As informações são de Orsival Francisco, diretor empresarial do Porto. Ele explicou que, enquanto no ano passado as vendas foram mais distribuidas, em 2003 houve concentração em agosto. ''O produto ficou pronto para exportação mais tarde'', comentou. Pela primeira vez neste ano, os embarques superaram a movimentação do ano passado, no comparativo mensal.
Em 2002, 47 mil toneladas de algodão foram escoadas por Paranaguá. A previsão, para este ano, é chegar a 65 mil toneladas. No total, o Brasil vai exportar 100 mil toneladas.

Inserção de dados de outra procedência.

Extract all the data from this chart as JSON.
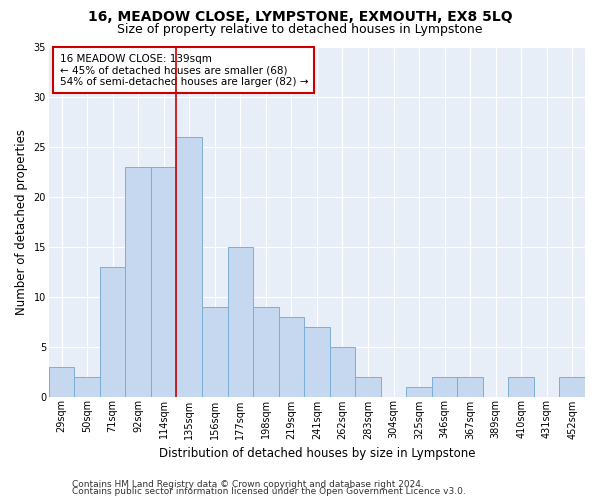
{
  "title": "16, MEADOW CLOSE, LYMPSTONE, EXMOUTH, EX8 5LQ",
  "subtitle": "Size of property relative to detached houses in Lympstone",
  "xlabel": "Distribution of detached houses by size in Lympstone",
  "ylabel": "Number of detached properties",
  "categories": [
    "29sqm",
    "50sqm",
    "71sqm",
    "92sqm",
    "114sqm",
    "135sqm",
    "156sqm",
    "177sqm",
    "198sqm",
    "219sqm",
    "241sqm",
    "262sqm",
    "283sqm",
    "304sqm",
    "325sqm",
    "346sqm",
    "367sqm",
    "389sqm",
    "410sqm",
    "431sqm",
    "452sqm"
  ],
  "values": [
    3,
    2,
    13,
    23,
    23,
    26,
    9,
    15,
    9,
    8,
    7,
    5,
    2,
    0,
    1,
    2,
    2,
    0,
    2,
    0,
    2
  ],
  "bar_color": "#c5d8ef",
  "bar_edge_color": "#7bafd4",
  "vline_color": "#cc0000",
  "vline_x_index": 5,
  "annotation_text": "16 MEADOW CLOSE: 139sqm\n← 45% of detached houses are smaller (68)\n54% of semi-detached houses are larger (82) →",
  "annotation_box_color": "white",
  "annotation_box_edge": "#cc0000",
  "ylim": [
    0,
    35
  ],
  "yticks": [
    0,
    5,
    10,
    15,
    20,
    25,
    30,
    35
  ],
  "background_color": "#e8eef8",
  "grid_color": "white",
  "footer1": "Contains HM Land Registry data © Crown copyright and database right 2024.",
  "footer2": "Contains public sector information licensed under the Open Government Licence v3.0.",
  "title_fontsize": 10,
  "subtitle_fontsize": 9,
  "axis_label_fontsize": 8.5,
  "tick_fontsize": 7,
  "annotation_fontsize": 7.5,
  "footer_fontsize": 6.5
}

Os principais destinos do produto são Japão, Indonésia, Tailândia e Paquistão.
Francisco atribui o crescimento previsto à conquista de mercados que antes eram abastecidos pela Austrália, maior produtor mundial. Por causa da estiagem que assolou as lavouras australianas, as vendas daquele país ao exterior devem cair 40% até o final do ano.
O maior produtor brasileiro de algodão é o Mato Grosso, que responderá por 80% das 100 mil toneladas a serem exportadas.
Mercado interno No mercado interno, o preço do algodão está em baixa. Na semana passada o indicador CEPEA/ESALQ (Centro de Estudos Avançados em Economia Aplicada da Escola Superior de Agricultura Luiz de Queiroz) registrou queda de 1,08% na cotação. No dia 25 cedeu mais 0,25% e anteontem recuou 0,12%, fechando em R$ 1,6348 por libra-peso, para pagamento em oito dias.
Negócios fechados abaixo da média nominal dos últimos dias, somados à retração compradora e ao maior interesse vendedor de comercializar a pluma para pronta entrega e em curto prazo de pagamento, foram os principais aspectos que influenciaram o comportamento dos preços.
Especialmente por precisarem de capital para saldar os compromissos com vencimento neste período, produtores de algodão que vinham evitando negociar nas semanas anteriores mostraram disposição para participar do mercado brasileiro nos últimos dias. Alguns cotonicultores mais capitalizados, contudo, continuaram preferindo aguardar para comercializar a fibra, evitando a pressão de venda.